The Groses have now retained counsel and show themselves ready and willing to defend against FCCI's claims. Their response, whether measured from the date of service, the date of entry of default, or the date of this Court's Order that they claim was first to reach them, is timely. This lawsuit is still well under a year old. And the Groses have an arguably meritorious defense: in short, they claim the underlying construction work was done right.

This case ought to be heard on its merits, and it can be. FCCI suffers no prejudice in being required to prove its claims. And while FCCI suggests it has wasted work trying to prove up damages for its default judgment motion, that work is not wasted: it will be necessary and can be reused later, for proof of damages at summary judgment or at trial.

III. Conclusion

The Groses' motion to set aside the default, (ECF No. 21), is granted. The Court sets aside the entry of default against Defendants James Grose, Lori Grose, and J&L Excavating for good cause shown. Fed R. Civ. P. 55(c).

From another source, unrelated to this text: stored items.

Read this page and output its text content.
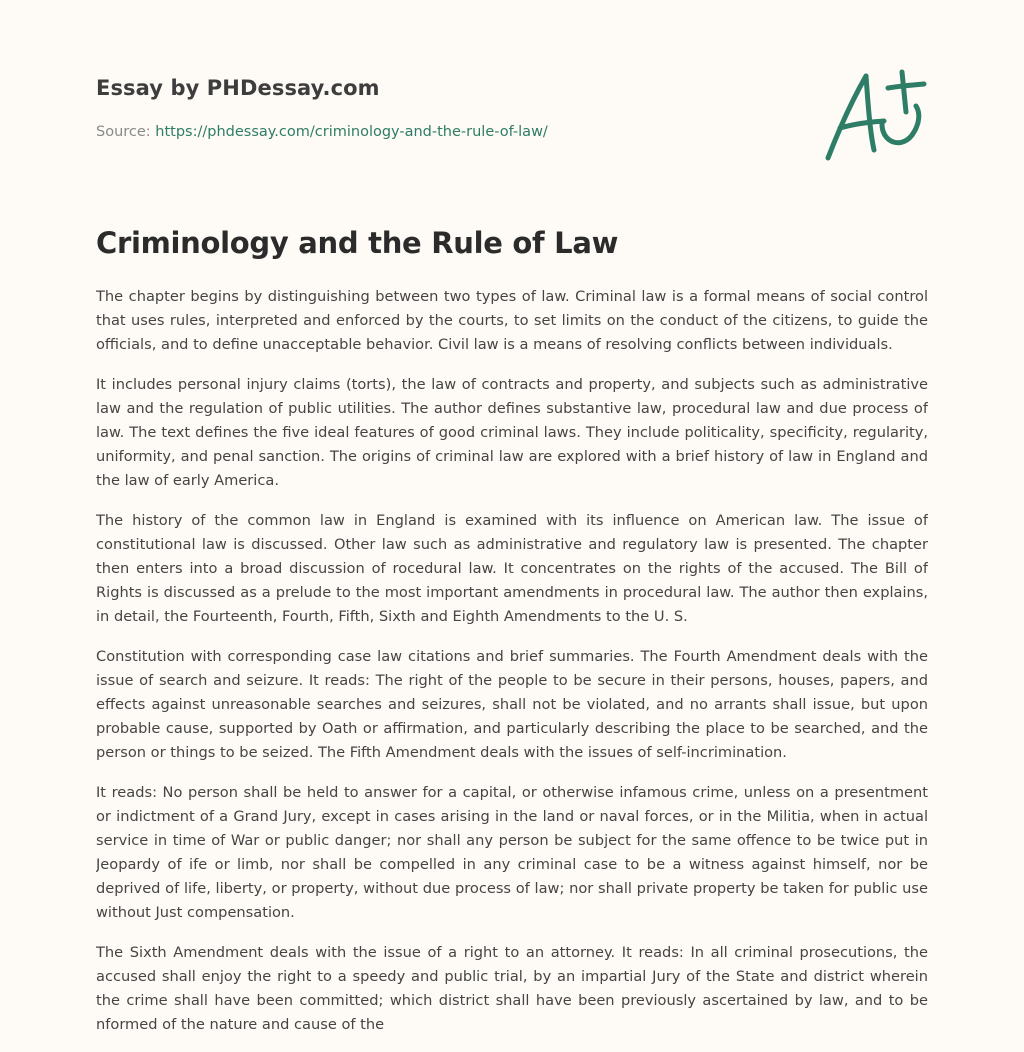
Essay by PHDessay.com
Source: https://phdessay.com/criminology-and-the-rule-of-law/
Criminology and the Rule of Law

The chapter begins by distinguishing between two types of law. Criminal law is a formal means of social control that uses rules, interpreted and enforced by the courts, to set limits on the conduct of the citizens, to guide the officials, and to define unacceptable behavior. Civil law is a means of resolving conflicts between individuals.

It includes personal injury claims (torts), the law of contracts and property, and subjects such as administrative law and the regulation of public utilities. The author defines substantive law, procedural law and due process of law. The text defines the five ideal features of good criminal laws. They include politicality, specificity, regularity, uniformity, and penal sanction. The origins of criminal law are explored with a brief history of law in England and the law of early America.

The history of the common law in England is examined with its influence on American law. The issue of constitutional law is discussed. Other law such as administrative and regulatory law is presented. The chapter then enters into a broad discussion of rocedural law. It concentrates on the rights of the accused. The Bill of Rights is discussed as a prelude to the most important amendments in procedural law. The author then explains, in detail, the Fourteenth, Fourth, Fifth, Sixth and Eighth Amendments to the U. S.

Constitution with corresponding case law citations and brief summaries. The Fourth Amendment deals with the issue of search and seizure. It reads: The right of the people to be secure in their persons, houses, papers, and effects against unreasonable searches and seizures, shall not be violated, and no arrants shall issue, but upon probable cause, supported by Oath or affirmation, and particularly describing the place to be searched, and the person or things to be seized. The Fifth Amendment deals with the issues of self-incrimination.

It reads: No person shall be held to answer for a capital, or otherwise infamous crime, unless on a presentment or indictment of a Grand Jury, except in cases arising in the land or naval forces, or in the Militia, when in actual service in time of War or public danger; nor shall any person be subject for the same offence to be twice put in Jeopardy of ife or limb, nor shall be compelled in any criminal case to be a witness against himself, nor be deprived of life, liberty, or property, without due process of law; nor shall private property be taken for public use without Just compensation.

The Sixth Amendment deals with the issue of a right to an attorney. It reads: In all criminal prosecutions, the accused shall enjoy the right to a speedy and public trial, by an impartial Jury of the State and district wherein the crime shall have been committed; which district shall have been previously ascertained by law, and to be nformed of the nature and cause of the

The Court therefore also grants the Groses' Motion for Leave to File an Answer. (ECF No. 23). The Groses shall answer FCCI's Complaint no later than 4:00 p.m. Friday, February 2, 2024.

SO ORDERED.


Summaries of

Fcci Ins. Co. v. J&L Excavating I, LLC

United States District Court, Southern District of Indiana
Jan 19, 2024
1:23-cv-00691-JRS-KMB (S.D. Ind. Jan. 19, 2024)
Case details for

Fcci Ins. Co. v. J&L Excavating I, LLC

Case Details

Full title:FCCI INSURANCE COMPANY, Plaintiff, v. J&L EXCAVATING I, LLC, JAMES S…

Court:United States District Court, Southern District of Indiana

Date published: Jan 19, 2024

Citations

1:23-cv-00691-JRS-KMB (S.D. Ind. Jan. 19, 2024)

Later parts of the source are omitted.